People love throwing around statistics, and increasingly people love debunking statistics, but that kind of scrutiny is normally directed at surveys conducted by people who are not statisticians. Most people generally hear words like “statistical sampling” and “disclosure avoidance procedure” and assume that those people surely know what they’re doing.
But you don’t have to have training in statistics to read this paper and understand what happened. The Census Bureau, unlike many organizations and businesses that claim to “anonymize” datasets, knows that individual identities cannot be kept confidential simply by removing “identifiers” like name and address, which is why they use techniques like “data swapping” and “synthetic data.” It doesn’t take a mathematician to understand that when you’re making up data, you might have trouble maintaining the accuracy of the overall microdata sample.

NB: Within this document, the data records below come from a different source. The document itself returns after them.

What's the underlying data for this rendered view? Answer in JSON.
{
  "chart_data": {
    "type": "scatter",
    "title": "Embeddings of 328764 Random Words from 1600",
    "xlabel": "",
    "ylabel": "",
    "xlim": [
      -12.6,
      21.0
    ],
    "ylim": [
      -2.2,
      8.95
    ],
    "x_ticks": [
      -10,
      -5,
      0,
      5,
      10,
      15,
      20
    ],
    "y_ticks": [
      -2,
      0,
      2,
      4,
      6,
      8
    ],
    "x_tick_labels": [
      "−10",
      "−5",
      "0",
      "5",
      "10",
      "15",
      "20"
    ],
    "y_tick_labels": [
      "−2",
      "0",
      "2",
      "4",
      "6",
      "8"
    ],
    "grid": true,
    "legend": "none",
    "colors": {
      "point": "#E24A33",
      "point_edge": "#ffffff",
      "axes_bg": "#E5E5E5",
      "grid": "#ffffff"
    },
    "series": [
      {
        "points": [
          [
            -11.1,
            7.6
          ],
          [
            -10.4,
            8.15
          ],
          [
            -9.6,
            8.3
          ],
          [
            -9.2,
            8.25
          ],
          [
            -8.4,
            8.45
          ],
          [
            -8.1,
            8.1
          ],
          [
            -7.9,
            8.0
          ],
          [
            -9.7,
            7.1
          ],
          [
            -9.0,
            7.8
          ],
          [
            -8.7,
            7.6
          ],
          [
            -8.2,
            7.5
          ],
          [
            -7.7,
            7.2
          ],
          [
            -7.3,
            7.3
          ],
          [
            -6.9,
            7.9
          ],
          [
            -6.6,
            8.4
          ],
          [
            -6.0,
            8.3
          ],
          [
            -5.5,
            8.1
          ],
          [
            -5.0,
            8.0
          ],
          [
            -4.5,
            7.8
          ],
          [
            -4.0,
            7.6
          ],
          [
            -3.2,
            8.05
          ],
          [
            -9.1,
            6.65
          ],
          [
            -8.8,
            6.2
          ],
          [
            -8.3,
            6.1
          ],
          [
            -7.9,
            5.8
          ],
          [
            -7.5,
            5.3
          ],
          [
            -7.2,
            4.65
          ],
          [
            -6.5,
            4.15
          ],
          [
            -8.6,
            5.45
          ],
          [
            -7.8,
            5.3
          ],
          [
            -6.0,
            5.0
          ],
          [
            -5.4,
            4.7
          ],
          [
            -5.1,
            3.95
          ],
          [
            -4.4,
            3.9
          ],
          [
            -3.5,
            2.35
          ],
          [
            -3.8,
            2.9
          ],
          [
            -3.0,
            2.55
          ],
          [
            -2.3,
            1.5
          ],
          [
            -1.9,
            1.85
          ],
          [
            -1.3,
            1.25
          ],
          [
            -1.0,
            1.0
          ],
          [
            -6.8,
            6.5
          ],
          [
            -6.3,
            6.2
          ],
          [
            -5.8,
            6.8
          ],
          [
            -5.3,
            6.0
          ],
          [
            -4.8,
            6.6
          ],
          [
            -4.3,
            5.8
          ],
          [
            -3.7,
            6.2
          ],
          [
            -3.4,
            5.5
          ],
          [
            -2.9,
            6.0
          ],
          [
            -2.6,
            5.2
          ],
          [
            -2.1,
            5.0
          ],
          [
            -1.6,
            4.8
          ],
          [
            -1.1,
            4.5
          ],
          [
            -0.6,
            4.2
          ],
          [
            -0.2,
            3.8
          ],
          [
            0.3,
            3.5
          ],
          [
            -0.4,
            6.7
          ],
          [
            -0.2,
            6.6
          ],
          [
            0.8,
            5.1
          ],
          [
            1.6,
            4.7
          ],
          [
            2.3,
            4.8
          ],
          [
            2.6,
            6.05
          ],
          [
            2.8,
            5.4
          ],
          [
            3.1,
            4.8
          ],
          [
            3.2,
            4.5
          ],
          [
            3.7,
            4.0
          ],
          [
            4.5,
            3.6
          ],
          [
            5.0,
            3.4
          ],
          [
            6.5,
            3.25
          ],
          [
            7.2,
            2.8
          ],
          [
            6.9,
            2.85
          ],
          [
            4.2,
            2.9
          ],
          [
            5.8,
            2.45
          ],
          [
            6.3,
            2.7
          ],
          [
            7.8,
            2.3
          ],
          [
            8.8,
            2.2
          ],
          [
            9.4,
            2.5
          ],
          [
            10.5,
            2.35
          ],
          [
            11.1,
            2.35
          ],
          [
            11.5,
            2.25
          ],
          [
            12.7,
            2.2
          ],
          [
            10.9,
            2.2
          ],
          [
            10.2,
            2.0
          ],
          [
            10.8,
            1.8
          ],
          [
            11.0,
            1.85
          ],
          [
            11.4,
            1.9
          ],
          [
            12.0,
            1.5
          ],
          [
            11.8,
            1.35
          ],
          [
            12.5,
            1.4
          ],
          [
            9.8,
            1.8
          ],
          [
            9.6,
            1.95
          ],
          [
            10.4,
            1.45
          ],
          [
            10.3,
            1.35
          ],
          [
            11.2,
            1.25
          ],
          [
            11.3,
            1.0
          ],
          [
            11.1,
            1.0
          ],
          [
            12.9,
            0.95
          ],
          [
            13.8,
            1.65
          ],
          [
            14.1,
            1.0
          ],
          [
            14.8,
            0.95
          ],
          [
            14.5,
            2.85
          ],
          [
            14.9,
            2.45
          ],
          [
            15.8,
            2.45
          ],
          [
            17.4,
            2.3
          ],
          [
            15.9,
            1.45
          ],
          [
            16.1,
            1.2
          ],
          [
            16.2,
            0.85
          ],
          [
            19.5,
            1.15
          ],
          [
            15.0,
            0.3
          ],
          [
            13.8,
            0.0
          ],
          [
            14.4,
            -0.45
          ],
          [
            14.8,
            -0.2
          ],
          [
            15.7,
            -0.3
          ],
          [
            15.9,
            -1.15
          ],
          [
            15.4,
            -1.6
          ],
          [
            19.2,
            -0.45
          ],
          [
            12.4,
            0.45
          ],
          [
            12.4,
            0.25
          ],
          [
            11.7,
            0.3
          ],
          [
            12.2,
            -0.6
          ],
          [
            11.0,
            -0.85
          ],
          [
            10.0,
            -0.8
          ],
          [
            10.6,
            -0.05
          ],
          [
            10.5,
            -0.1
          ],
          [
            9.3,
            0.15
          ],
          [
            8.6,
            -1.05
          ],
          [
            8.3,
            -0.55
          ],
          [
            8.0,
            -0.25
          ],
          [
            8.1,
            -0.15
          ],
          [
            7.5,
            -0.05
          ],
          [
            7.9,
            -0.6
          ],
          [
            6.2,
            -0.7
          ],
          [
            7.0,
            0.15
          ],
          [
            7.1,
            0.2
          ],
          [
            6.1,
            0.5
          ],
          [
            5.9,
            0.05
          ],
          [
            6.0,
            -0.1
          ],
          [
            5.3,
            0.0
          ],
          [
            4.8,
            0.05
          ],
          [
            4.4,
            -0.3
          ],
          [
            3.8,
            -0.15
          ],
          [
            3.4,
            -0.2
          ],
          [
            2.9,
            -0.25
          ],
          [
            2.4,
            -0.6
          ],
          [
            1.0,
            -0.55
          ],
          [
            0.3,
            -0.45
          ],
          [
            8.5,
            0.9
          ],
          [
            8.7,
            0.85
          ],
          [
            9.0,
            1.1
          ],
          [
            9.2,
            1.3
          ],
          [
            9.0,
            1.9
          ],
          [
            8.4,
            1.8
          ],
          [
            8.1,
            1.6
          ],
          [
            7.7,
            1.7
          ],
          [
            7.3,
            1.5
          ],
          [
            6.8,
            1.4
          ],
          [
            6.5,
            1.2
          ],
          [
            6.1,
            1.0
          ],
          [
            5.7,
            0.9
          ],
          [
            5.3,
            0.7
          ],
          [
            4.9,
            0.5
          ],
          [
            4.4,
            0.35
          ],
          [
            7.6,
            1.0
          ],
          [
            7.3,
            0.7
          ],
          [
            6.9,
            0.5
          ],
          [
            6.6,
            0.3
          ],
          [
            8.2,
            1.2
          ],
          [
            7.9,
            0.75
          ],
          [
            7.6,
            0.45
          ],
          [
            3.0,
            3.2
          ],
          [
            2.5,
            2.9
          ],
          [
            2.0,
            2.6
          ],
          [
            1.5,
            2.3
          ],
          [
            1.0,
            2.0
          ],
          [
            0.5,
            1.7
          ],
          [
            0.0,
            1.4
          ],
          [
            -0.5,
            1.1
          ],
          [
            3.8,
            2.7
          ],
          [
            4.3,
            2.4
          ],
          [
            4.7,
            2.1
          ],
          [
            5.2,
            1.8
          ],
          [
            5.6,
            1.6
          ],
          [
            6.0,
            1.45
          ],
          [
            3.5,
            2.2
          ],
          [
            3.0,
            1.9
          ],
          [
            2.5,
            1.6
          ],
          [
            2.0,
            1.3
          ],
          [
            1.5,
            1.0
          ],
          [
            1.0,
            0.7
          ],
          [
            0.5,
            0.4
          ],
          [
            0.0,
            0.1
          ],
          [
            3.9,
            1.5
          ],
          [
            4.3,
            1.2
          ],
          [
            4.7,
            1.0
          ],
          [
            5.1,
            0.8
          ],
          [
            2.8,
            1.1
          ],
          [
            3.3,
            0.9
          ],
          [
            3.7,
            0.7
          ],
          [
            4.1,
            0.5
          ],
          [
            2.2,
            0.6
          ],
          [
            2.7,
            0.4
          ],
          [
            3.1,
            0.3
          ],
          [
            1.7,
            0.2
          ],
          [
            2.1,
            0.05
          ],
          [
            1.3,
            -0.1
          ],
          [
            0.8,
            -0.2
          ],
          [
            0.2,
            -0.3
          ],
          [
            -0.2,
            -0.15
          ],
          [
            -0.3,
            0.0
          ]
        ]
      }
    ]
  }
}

To the Bureau’s credit, it does acknowledge where inaccuracies exist. But as the researchers found, the Bureau is unwilling to correct its mistakes because doing so could reveal how they altered the data in the first place and thus compromise someone’s identity. Which gets to the heart of the problem:
Newer techniques, such as swapping or blanking, retain detail and provide better protection of respondents’ confidentiality. However, the effects of the new techniques are less transparent to data users and mistakes can easily be overlooked.
The problems with current methods of data collection aren’t limited to the Census PUMS files either. The weaknesses outlined by this former employee could apply to so many organizations.
This is why we have to work on new ways to collect, analyze, and release sensitive data.